There are several pleasing aspects of this view. It comprises what may appear to be a more convincing form of deflationism. It suggests that theories based on rules of inference, such as PKF, are preferable, though there is no limit to the deductive power these rules should have. This helps to make the view palatable to logicians, who may well stick to it without feeling artificially constrained while making use of truth as a powerful tool. It reasonably opens up to future contributions, which may overcome the defects of a theory such as PKF, hence avoiding any dogmatic endorsement of this formal system.

As I said before, the fact that Horsten's clever account of the recent research on truth ends with an original viewpoint is well worth an emphasis. How much this view will turn out to be successful is something to be seen in the future.
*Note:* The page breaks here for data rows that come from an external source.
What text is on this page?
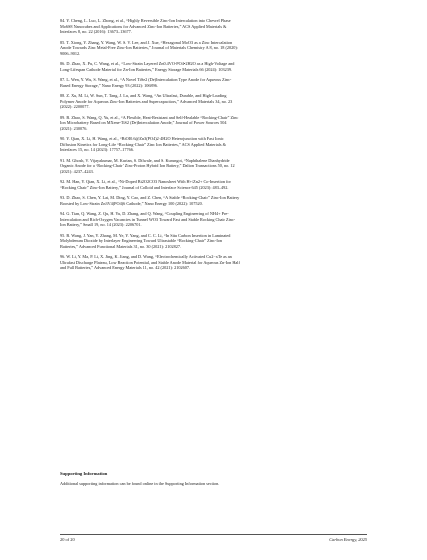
84. Y. Cheng, L. Luo, L. Zhong, et al., “Highly Reversible Zinc-Ion Intercalation into Chevrel Phase Mo6S8 Nanocubes and Applications for Advanced Zinc-Ion Batteries,” ACS Applied Materials & Interfaces 8, no. 22 (2016): 13673–13677.

85. T. Xiong, Y. Zhang, Y. Wang, W. S. V. Lee, and J. Xue, “Hexagonal MoO3 as a Zinc Intercalation Anode Towards Zinc Metal-Free Zinc-Ion Batteries,” Journal of Materials Chemistry A 8, no. 18 (2020): 9006–9012.

86. D. Zhao, X. Pu, C. Wang, et al., “Low-Strain Layered Zn0.4VO-PO4•2H2O as a High-Voltage and Long-Lifespan Cathode Material for Zn-Ion Batteries,” Energy Storage Materials 66 (2024): 103239.

87. L. Wen, Y. Wu, S. Wang, et al., “A Novel TiSe2 (De)Intercalation Type Anode for Aqueous Zinc-Based Energy Storage,” Nano Energy 93 (2022): 106896.

88. Z. Xu, M. Li, W. Sun, T. Tang, J. Lu, and X. Wang, “An Ultrafast, Durable, and High-Loading Polymer Anode for Aqueous Zinc-Ion Batteries and Supercapacitors,” Advanced Materials 34, no. 23 (2022): 2200077.

89. B. Zhao, S. Wang, Q. Yu, et al., “A Flexible, Heat-Resistant and Self-Healable “Rocking-Chair” Zinc Ion Microbattery Based on MXene-TiS2 (De)Intercalation Anode,” Journal of Power Sources 504 (2021): 230076.

90. Y. Qian, X. Li, H. Wang, et al., “BiOI0.6@Zn3(PO4)2·4H2O Heterojunction with Fast Ionic Diffusion Kinetics for Long-Life “Rocking-Chair” Zinc Ion Batteries,” ACS Applied Materials & Interfaces 15, no. 14 (2023): 17757–17766.

91. M. Ghosh, V. Vijayakumar, M. Kurian, S. Dilwale, and S. Kurungot, “Naphthalene Dianhydride Organic Anode for a ‘Rocking-Chair’ Zinc-Proton Hybrid Ion Battery,” Dalton Transactions 50, no. 12 (2021): 4237–4243.

92. M. Han, Y. Qian, X. Li, et al., “Ni-Doped Bi2O2CO3 Nanosheet With H+/Zn2+ Co-Insertion for “Rocking Chair” Zinc-Ion Battery,” Journal of Colloid and Interface Science 645 (2023): 483–492.

93. D. Zhao, S. Chen, Y. Lai, M. Ding, Y. Cao, and Z. Chen, “A Stable “Rocking-Chair” Zinc-Ion Battery Boosted by Low-Strain Zn3V4(PO4)6 Cathode,” Nano Energy 100 (2022): 107520.

94. G. Tian, Q. Wang, Z. Qu, H. Yu, D. Zhang, and Q. Wang, “Coupling Engineering of NH4+ Pre-Intercalation and Rich-Oxygen Vacancies in Tunnel WO3 Toward Fast and Stable Rocking Chair Zinc-Ion Battery,” Small 19, no. 14 (2023): 2206701.

95. B. Wang, J. Yan, Y. Zhang, M. Ye, Y. Yang, and C. C. Li, “In Situ Carbon Insertion in Laminated Molybdenum Dioxide by Interlayer Engineering Toward Ultrastable “Rocking-Chair” Zinc-Ion Batteries,” Advanced Functional Materials 31, no. 30 (2021): 2102827.

96. W. Li, Y. Ma, P. Li, X. Jing, K. Jiang, and D. Wang, “Electrochemically Activated Cu2−xTe as an Ultrafast Discharge Plateau, Low Reaction Potential, and Stable Anode Material for Aqueous Zn-Ion Half and Full Batteries,” Advanced Energy Materials 11, no. 42 (2021): 2102607.

Supporting Information

Additional supporting information can be found online in the Supporting Information section.

20 of 20	Carbon Energy, 2025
At the moment, it seems to me to be a good reason for recommending Horsten's work both to the specialist and to the beginner in the field.

[1] Following Horsten's convention, I omit reference to codes of formulas for the sake of readability.

[2] See V. Halbach, "Disquotationalism and Infinite Conjunctions", *Mind*, 108, 1999, pp. 1-22.

[3] S. Shapiro, "Proof and truth: through thick and thin", *The Journal of Philosophy*, 95, 1998, pp. 493-521.

[4] V. Halbach, "How innocent is deflationism?", *Synthese*, 126, 2001, pp. 167-194.

[5] H Friedman, M. Sheard, "Axiomatic Theories of Self-Referential Truth", *Annals of Pure and Applied Logic*, 33, 1987, pp. 1-21.

[6] In particular, of the variant of TC with axioms for compositional truth where the truth predicate occurs only positively, i.e., non-negated (see §7.6.2 of Horsten's book for a presentation of this system of axioms).

[7] A. Gupta, N. Belnap, *The Revision Theory of Truth*, MIT Press, 1993.

[8] For a recent account in this sense, the reader is referred to V. Halbach, *Axiomatic Theories of Truth*, Cambridge University Press, 2011, §20.1.